Tigers manager Brad Ausmus gave him a three-day vacation in July. And then it all clicked: home runs by the bushel, almost all of them thunderous drives of 400-plus feet, which became part of his routine for the remainder of 2016.

“It’s fun when you’re not thinking,” he said after Monday’s mashing of the Mets.

You can see that Upton is on the cusp of what could be an exceptional season. You could see it in two at-bats two weeks ago at Clearwater against the Phillies.

Upton had crushed a pitch early in the game for one of his trademark monster-shot homers. The next time up, he just missed a hanger and beat his bat into the ground, angry with himself, as he skipped to first base on what turned into a fly ball.

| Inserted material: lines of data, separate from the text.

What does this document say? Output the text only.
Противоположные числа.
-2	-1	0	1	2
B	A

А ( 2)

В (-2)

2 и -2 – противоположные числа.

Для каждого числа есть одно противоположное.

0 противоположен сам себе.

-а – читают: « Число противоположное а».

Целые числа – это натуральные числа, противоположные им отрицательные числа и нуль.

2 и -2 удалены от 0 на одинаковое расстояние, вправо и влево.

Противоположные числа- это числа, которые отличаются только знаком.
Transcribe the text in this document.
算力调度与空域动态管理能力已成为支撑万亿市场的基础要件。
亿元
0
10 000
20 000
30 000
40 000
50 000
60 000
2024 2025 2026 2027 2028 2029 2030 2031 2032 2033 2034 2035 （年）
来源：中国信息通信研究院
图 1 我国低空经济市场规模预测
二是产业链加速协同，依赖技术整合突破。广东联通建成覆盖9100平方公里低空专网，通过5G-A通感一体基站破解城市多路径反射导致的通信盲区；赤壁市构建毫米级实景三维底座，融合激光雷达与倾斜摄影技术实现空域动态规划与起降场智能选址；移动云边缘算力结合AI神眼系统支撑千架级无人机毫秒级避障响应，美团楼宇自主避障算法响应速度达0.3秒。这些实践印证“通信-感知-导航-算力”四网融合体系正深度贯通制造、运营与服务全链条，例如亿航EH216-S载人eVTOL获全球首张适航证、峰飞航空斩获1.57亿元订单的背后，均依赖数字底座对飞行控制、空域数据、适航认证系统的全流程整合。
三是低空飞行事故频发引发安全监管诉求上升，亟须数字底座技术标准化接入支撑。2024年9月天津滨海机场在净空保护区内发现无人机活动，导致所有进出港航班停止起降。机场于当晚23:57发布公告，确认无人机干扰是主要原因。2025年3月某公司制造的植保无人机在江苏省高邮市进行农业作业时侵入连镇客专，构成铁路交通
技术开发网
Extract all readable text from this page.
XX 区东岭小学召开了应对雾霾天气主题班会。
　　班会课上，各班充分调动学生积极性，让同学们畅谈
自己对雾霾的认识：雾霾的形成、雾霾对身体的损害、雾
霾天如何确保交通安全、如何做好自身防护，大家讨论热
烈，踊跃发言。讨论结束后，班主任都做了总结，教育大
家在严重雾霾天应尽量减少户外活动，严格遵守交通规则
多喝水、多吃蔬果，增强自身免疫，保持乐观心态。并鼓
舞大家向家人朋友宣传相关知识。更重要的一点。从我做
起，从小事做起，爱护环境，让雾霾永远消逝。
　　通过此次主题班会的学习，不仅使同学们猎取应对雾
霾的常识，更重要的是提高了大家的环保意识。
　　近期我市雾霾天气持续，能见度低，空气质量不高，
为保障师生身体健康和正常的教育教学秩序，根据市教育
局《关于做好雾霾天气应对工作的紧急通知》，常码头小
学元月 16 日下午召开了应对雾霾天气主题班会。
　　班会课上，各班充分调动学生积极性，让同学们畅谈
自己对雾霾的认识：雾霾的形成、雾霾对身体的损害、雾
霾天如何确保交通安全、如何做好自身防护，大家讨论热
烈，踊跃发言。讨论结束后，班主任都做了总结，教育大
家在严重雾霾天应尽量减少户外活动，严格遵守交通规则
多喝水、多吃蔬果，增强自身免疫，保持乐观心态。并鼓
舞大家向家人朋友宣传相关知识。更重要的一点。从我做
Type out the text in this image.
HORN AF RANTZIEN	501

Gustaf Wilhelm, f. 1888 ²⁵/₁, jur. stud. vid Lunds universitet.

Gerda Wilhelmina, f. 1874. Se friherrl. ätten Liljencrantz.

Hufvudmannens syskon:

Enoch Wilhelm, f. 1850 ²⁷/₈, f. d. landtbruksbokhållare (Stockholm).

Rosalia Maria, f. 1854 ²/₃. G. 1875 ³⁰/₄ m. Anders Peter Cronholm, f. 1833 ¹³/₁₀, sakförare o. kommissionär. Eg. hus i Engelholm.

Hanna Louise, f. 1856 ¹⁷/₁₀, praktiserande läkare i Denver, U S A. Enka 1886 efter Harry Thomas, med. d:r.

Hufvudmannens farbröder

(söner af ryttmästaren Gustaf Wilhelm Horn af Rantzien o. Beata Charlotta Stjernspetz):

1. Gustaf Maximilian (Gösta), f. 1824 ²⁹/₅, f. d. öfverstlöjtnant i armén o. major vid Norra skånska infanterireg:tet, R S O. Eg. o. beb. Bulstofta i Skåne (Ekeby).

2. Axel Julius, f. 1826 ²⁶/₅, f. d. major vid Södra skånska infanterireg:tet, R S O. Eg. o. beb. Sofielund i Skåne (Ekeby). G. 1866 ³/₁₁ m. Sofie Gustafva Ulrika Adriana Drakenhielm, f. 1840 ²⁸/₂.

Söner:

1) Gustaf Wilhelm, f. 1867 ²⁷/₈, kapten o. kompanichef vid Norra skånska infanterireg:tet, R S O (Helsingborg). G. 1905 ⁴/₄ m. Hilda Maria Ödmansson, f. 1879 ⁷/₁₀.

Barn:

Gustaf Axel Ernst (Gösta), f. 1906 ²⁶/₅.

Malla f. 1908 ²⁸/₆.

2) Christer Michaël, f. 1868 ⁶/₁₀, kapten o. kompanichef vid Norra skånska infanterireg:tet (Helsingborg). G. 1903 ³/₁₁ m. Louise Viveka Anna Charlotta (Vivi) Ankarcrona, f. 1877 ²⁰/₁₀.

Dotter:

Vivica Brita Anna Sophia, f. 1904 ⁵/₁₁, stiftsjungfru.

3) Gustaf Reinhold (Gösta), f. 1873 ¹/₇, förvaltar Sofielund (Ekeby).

It leads a Tigers follower to ask a necessary question. Upton signed a huge free-agent deal 14 months ago: six years, $144 million, with an opt-out, if he so chooses, after the 2016 season.

Baseball’s market has done a pirouette since Upton signed. Contracts have become shorter, for the most part, and less generous. Even if he were to have a colossal 2017 — maintaining for six months what he did in last year’s finals six weeks — it seems laughable that Upton would stand to draw more than the $96 million he otherwise is guaranteed from the Tigers through 2021.

This is a straight business decision or any player and his agent. Upton doesn’t shy away from simple facts. He understands the contract language. It’s what he and his agent thought would be in a young player’s interests.

But understand also that Upton isn’t measuring personal peace these days by dollars or by his contract’s clauses.

“We’re both in good spots,” he said, speaking of himself and of the Tigers, and how a man who is living the joy of playing some very good big-league baseball early in 2017, can be confident about the months, and years — and at-bats — ahead.